Pero si encomiable es la manera en que el guión gestiona los enunciados dramáticos y pone en bandeja la construcción de un ritmo narrativo en permanente aceleración, es justo alabar también el trabajo de puesta en escena, donde, en muchos tramos, la composición y duración de los planos caminan de la mano –sin apresurarse ni retrasarse, que diría Fletcher– con los interludios jazzísticos que irrumpen en escena, generando un vertiginoso tránsito de velocidades.
Trabajo brillante y eficaz, desde luego; pero quizá el más evidente de cuantos merecen ser atendidos. Porque, dejando al margen esta laboriosa operación de montaje, puede pasar más desapercibido el uso de los diversos virados cromáticos que envuelven las peripecias de Andrew en el conservatorio, otorgando a estas un tono onírico y casi surreal, como escapadas de una pesadilla, acentuando más si cabe su soledad y obsesión en un edificio fantasmagórico.
Es indudable que el debutante Damien Chazelle ha tomado buena nota del magisterio visual de algunos de los realizadores independientes más candentes del momento, como Darren Aronofsky –si disculpamos su desafortunada incursión en la superproducción con Noé (2014)–, Nicolas Winding Refn y Denis Villeneuve.
Como en algunas de las películas de estos cineastas, también aquí nos damos de bruces con un auténtico descenso a los infiernos con la particularidad de que, en esta ocasión, solo a través de ese destino es posible alcanzar lo más parecido a la gloria eterna.

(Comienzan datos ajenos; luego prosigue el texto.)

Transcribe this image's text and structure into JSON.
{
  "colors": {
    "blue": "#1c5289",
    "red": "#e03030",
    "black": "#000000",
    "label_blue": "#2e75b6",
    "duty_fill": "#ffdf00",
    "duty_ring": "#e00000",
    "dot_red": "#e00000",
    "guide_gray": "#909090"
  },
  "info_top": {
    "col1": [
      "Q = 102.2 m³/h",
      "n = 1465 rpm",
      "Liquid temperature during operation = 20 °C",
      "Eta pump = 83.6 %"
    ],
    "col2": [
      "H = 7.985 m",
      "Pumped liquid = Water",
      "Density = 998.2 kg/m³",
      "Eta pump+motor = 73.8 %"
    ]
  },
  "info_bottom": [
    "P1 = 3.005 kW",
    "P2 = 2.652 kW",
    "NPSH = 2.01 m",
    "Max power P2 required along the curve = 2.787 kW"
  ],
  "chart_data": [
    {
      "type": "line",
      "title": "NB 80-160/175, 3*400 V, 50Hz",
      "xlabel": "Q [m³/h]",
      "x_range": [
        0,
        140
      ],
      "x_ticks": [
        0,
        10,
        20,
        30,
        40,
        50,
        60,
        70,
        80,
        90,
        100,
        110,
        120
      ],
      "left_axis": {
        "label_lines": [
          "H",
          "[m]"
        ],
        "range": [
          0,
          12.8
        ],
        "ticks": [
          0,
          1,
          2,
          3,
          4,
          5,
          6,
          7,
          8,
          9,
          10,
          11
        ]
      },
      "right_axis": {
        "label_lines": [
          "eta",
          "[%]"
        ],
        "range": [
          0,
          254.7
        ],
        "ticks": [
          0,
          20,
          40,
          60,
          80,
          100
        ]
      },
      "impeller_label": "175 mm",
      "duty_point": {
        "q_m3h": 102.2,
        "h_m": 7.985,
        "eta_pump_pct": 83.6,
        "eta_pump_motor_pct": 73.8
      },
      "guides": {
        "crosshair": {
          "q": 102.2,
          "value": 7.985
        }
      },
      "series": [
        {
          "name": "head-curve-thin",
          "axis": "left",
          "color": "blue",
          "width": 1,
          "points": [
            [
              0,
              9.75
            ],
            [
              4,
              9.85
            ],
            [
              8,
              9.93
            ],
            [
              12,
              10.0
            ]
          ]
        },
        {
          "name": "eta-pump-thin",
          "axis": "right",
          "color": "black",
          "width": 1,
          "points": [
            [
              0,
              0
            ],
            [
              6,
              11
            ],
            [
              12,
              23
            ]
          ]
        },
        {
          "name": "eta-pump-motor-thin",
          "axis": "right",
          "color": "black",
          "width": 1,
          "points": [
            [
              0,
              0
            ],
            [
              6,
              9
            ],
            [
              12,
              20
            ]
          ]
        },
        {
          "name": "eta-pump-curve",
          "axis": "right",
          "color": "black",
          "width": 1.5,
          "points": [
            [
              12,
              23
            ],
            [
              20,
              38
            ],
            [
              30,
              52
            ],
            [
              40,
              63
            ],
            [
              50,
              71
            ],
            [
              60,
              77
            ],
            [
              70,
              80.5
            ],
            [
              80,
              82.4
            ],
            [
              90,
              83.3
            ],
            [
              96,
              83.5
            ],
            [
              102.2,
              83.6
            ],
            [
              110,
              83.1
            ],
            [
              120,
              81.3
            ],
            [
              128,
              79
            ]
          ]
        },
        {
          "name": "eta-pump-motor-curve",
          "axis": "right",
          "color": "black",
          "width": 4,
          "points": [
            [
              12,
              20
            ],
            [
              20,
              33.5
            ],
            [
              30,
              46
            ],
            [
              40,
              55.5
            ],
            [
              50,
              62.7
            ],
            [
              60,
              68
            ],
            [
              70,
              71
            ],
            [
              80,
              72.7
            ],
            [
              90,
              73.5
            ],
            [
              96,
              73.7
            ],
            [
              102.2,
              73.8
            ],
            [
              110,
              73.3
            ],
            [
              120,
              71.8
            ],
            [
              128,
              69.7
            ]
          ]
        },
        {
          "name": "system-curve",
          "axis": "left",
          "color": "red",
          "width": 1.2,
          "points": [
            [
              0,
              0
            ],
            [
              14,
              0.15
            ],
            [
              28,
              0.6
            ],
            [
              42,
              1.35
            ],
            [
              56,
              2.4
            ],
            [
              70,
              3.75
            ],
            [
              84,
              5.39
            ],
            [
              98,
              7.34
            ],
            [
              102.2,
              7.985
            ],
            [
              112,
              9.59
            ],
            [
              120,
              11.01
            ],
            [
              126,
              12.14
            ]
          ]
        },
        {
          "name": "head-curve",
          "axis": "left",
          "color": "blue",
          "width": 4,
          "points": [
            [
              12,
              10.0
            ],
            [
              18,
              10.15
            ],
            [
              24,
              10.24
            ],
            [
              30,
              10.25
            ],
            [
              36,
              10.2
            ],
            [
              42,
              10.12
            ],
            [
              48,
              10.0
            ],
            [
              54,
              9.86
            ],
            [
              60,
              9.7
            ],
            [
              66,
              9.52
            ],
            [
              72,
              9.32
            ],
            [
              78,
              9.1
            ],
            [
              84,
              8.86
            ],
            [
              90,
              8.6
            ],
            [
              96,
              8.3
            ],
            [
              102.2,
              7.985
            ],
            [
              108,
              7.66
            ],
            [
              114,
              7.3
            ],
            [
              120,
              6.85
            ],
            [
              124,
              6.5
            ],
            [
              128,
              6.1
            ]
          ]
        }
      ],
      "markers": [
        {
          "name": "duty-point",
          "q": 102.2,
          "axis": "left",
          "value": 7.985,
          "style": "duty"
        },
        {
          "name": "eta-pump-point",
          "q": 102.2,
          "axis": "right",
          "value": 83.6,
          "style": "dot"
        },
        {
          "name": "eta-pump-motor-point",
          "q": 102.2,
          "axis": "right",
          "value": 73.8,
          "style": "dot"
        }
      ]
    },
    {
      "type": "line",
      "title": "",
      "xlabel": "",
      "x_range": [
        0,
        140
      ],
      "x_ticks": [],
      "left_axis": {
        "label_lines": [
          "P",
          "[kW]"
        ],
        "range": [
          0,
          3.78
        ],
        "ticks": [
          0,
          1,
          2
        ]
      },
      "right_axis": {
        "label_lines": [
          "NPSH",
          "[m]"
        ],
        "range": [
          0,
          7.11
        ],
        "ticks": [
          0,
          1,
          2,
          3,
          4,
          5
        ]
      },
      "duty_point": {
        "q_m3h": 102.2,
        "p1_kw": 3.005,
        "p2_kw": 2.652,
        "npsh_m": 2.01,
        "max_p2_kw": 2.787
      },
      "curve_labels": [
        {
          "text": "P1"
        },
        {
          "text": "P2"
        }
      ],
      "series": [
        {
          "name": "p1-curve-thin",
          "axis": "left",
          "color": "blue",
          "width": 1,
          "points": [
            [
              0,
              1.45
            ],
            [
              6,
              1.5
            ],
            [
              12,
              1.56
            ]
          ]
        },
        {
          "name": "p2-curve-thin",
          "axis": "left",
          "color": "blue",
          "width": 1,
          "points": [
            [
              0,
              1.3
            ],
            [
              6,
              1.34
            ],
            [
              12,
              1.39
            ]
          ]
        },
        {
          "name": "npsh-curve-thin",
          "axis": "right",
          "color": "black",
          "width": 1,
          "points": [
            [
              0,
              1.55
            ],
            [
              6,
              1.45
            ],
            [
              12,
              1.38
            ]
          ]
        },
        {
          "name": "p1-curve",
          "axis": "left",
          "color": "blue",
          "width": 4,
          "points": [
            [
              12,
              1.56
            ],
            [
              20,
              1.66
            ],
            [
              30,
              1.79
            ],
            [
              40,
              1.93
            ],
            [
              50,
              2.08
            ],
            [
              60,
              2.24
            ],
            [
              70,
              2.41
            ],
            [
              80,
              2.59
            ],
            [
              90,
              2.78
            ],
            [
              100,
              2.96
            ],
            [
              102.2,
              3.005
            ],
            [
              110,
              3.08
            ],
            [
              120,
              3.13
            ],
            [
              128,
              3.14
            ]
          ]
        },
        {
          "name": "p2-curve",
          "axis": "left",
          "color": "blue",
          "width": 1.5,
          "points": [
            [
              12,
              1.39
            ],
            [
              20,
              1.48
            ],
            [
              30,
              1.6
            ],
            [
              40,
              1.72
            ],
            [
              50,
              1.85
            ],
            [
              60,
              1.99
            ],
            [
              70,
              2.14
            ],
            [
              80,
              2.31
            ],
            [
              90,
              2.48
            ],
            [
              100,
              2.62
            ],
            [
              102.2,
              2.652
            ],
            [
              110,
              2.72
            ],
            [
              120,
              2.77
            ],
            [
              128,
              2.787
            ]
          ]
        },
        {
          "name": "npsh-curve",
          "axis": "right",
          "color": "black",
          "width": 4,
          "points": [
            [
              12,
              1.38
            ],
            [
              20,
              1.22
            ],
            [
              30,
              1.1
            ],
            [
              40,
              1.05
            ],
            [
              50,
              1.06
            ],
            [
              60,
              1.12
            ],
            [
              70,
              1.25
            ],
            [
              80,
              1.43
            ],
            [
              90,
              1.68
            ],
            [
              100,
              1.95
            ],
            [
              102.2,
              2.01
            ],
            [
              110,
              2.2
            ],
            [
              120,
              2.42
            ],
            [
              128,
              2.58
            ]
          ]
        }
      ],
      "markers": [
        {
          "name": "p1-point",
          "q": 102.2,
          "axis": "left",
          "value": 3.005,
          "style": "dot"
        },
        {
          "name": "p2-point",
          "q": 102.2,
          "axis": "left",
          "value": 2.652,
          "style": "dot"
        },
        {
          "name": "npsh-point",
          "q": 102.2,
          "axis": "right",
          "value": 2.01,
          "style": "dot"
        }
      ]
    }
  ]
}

Film, por tanto, cargado de dinamita, es muy probable que levante, al menos en el terreno de las ideas, tantas adhesiones como susceptibilidades. Pero como sugirió George Steiner en Lenguaje y silencio (1967), la verdadera obra de arte no hace otra cosa que ampliar y complicar el mapa de nuestra sensibilidad. Y Whiplash, a su manera, lo logra.